O modelo não é ilegal e funciona da seguinte forma: um banco tem uma carteira de crédito consignado (como um empréstimo a uma pessoa física) que rende fluxos mensais. Quando precisa de liquidez, vende o papel a um parceiro. Em troca, recebe um pagamento à vista, mas com deságio. Com a transferência, os “devedores” deixam de pagar o credor original e agora passam a pagar o parceiro.

Contudo, as letras de crédito que o Master era capaz de produzir no varejo circulavam entre R$ 200 milhões e R$ 300 milhões mensais. O banco precisava de muito mais para recuperar sua liquidez.

O arranjo adotado foi adquirir créditos de terceiros e revendê-los. Neste caso, o Banco Central afirma que o Master foi ao mercado e comprou direitos creditórios da Tirreno Consultoria sem coobrigação. Ou seja, se o crédito não performar (se os devedores não pagarem a dívida), o risco é de quem comprou o papel. É uma venda definitiva do ativo. O Master assume o risco e, por isso, paga menos pela letra de crédito.

Mas a autarquia viu indícios de uma atuação de fachada da Tirreno, constituída em novembro de 2024, mesmo mês em que a solvência do Master entrou em colapso. O responsável pela abertura da empresa registrou outras 91 companhias com nomes semelhantes ao original.

No processo, a Tirreno teria transferido operações de crédito consignado de diversas associações de servidores públicos estaduais e municipais ao custo de R$ 4,6 bilhões ao Master. Mas o pagamento estava atrelado à apresentação dos documentos formais da operação de crédito, o que nunca aconteceu. Ou seja, a operação existia apenas contabilmente, sem transferência real de recursos do Master à Tirreno, aponta a investigação.

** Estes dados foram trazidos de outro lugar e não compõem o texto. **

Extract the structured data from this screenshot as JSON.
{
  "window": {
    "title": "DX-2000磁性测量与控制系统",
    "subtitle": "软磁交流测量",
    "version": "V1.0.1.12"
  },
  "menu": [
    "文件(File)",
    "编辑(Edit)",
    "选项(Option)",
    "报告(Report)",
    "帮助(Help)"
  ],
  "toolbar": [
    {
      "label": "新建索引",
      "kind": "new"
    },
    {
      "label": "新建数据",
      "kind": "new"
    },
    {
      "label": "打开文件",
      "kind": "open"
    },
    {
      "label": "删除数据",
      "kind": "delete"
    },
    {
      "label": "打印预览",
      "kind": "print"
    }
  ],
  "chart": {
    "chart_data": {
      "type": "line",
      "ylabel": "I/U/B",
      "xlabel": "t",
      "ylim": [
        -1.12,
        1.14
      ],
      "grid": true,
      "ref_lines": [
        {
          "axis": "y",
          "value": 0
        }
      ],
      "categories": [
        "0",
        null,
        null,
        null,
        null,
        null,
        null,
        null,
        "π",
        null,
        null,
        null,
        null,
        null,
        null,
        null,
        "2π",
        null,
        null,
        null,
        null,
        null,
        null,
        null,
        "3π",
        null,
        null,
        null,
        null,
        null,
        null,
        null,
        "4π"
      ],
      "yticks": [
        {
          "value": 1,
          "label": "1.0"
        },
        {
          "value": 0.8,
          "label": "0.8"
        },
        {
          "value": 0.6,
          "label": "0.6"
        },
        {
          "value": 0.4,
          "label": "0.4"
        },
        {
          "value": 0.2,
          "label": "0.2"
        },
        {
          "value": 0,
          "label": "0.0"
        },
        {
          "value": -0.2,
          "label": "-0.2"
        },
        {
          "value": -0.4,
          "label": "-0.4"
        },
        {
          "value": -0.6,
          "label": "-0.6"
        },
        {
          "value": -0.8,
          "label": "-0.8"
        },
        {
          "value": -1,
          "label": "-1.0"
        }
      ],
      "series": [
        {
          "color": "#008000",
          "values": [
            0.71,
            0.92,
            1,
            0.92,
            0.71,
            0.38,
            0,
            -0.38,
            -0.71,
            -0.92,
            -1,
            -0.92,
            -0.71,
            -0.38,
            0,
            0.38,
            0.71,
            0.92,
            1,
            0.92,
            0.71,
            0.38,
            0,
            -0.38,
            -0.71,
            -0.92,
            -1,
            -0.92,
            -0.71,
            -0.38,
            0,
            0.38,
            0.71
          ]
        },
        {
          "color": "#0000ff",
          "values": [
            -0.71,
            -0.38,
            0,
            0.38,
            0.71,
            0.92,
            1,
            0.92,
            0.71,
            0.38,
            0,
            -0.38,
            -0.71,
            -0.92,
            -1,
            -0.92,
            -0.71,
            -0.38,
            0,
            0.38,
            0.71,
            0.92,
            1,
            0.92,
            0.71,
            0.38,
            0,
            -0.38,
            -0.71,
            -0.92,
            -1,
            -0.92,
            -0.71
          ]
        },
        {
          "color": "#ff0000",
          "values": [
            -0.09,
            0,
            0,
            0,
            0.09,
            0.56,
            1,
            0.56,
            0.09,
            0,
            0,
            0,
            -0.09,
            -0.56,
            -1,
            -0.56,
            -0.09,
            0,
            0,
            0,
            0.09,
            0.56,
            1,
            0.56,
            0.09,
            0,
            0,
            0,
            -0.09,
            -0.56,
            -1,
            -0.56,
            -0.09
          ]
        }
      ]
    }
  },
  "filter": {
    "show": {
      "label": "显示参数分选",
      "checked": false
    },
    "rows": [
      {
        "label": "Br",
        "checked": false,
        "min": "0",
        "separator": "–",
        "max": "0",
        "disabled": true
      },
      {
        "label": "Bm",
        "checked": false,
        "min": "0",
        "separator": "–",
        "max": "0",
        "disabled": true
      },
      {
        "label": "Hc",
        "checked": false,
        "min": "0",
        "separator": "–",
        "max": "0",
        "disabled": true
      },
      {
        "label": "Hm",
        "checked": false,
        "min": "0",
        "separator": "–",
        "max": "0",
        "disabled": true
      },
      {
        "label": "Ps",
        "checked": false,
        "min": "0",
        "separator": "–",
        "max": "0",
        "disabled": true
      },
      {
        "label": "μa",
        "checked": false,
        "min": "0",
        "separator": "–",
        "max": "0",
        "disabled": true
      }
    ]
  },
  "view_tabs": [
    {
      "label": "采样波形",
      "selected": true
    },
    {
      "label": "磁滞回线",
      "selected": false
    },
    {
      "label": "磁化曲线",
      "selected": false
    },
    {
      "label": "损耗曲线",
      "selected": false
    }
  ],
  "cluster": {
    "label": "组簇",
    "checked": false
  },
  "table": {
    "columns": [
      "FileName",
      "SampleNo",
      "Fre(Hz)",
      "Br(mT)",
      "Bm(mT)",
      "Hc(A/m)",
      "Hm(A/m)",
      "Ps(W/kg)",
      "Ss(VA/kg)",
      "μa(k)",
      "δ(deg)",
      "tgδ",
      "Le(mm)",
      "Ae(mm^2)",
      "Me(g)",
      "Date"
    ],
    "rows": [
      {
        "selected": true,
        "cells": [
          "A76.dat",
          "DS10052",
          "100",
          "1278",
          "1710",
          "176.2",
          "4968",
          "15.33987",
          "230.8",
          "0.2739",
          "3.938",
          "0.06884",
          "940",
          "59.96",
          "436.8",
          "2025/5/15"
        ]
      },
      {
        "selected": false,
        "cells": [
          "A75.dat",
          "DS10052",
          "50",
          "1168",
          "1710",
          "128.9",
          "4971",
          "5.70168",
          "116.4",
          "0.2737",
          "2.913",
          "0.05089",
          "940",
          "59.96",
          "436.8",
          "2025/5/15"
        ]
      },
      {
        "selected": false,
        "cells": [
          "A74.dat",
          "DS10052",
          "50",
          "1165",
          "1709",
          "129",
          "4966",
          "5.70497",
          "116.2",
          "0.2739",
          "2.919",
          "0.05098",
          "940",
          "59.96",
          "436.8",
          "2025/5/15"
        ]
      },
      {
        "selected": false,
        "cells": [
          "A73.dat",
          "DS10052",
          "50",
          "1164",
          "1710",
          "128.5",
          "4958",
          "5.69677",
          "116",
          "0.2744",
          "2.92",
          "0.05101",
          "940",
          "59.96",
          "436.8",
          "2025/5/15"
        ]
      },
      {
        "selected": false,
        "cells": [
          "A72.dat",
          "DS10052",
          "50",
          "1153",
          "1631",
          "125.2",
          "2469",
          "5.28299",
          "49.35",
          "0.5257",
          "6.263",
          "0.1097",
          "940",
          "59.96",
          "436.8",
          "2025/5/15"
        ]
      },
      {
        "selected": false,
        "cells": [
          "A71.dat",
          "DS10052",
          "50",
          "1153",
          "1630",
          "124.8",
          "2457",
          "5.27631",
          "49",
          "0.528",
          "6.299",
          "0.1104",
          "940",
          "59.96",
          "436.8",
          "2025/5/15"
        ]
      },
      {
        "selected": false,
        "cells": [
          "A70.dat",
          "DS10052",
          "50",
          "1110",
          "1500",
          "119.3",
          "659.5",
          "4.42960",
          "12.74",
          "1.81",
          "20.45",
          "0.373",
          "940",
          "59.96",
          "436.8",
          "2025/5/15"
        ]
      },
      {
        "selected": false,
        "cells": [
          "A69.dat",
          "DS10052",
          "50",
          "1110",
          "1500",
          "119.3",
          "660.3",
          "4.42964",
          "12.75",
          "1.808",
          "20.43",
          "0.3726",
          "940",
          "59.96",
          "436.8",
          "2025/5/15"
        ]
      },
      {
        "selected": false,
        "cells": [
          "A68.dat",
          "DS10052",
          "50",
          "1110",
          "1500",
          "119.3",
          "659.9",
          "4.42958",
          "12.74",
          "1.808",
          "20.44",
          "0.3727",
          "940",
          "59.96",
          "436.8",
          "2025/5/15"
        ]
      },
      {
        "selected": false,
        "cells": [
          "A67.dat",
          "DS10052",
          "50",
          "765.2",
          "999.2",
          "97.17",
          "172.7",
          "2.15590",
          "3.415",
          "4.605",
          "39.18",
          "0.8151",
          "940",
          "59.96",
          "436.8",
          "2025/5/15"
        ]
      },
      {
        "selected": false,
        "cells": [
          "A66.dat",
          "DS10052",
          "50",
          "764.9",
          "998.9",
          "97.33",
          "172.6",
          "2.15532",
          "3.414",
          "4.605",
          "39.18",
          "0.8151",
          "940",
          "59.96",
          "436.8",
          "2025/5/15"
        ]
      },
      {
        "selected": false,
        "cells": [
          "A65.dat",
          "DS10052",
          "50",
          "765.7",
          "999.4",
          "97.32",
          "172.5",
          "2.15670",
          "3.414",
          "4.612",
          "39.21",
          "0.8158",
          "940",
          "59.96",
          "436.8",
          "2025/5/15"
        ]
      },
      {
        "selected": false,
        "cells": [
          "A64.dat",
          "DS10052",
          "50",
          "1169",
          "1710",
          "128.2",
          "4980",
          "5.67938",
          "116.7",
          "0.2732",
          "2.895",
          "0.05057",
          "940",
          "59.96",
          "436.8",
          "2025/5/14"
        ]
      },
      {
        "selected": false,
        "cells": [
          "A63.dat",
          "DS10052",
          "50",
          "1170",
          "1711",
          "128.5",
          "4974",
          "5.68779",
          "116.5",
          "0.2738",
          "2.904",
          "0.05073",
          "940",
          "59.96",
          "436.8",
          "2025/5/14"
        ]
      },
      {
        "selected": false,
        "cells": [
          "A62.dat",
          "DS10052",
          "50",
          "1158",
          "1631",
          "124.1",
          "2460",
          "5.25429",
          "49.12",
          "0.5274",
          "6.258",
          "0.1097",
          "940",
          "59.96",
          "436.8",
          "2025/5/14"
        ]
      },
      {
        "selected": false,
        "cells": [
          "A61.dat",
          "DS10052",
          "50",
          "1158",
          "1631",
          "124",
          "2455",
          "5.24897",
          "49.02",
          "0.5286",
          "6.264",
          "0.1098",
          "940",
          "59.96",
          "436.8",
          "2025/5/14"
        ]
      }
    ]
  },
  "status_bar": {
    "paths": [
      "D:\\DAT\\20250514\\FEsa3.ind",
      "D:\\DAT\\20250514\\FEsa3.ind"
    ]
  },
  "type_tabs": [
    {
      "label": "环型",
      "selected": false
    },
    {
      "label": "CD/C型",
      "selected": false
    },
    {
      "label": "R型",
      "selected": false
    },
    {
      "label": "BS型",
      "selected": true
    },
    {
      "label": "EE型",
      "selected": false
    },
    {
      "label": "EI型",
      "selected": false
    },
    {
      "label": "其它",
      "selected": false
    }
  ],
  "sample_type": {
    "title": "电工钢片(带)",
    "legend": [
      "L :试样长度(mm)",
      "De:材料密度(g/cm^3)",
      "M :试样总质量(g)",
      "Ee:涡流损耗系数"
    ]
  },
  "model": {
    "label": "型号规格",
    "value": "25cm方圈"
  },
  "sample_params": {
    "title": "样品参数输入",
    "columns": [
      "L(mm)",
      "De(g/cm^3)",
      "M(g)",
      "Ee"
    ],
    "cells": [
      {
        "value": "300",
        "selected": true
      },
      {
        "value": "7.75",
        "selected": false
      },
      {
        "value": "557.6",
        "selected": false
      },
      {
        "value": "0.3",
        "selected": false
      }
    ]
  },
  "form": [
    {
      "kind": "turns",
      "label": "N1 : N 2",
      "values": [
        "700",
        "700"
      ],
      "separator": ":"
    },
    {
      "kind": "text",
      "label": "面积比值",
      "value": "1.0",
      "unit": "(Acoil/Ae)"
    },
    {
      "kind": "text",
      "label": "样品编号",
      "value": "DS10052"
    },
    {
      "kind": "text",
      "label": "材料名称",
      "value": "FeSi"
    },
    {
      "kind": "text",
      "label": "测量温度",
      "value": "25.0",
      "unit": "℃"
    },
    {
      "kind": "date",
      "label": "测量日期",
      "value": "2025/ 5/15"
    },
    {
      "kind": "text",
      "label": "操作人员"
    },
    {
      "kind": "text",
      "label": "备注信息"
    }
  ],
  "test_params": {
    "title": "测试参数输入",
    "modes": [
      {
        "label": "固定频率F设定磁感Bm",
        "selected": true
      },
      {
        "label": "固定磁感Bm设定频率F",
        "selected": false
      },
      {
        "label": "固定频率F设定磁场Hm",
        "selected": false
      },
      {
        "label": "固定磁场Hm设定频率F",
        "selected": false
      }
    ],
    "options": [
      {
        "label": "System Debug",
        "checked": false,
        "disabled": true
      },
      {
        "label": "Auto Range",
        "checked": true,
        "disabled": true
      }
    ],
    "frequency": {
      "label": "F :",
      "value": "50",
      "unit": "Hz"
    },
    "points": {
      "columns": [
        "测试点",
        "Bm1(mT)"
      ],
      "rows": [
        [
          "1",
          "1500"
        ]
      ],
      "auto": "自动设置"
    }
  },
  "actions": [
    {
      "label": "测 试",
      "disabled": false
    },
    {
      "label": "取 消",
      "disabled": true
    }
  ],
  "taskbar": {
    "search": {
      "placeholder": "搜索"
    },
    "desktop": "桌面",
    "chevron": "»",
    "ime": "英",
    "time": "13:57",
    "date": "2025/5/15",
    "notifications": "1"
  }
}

Em abril de 2025, o Master continuou a adquirir outras operações da Tirreno no valor de R$ 2,3 bilhões, sem de fato pagar estes valores. As mesmas carteiras teriam sido então vendidas ao BRB por R$ 12 bilhões após suposta manipulação da taxa de juros, antes mesmo que os documentos necessários para a formalização de tais operações fossem entregues.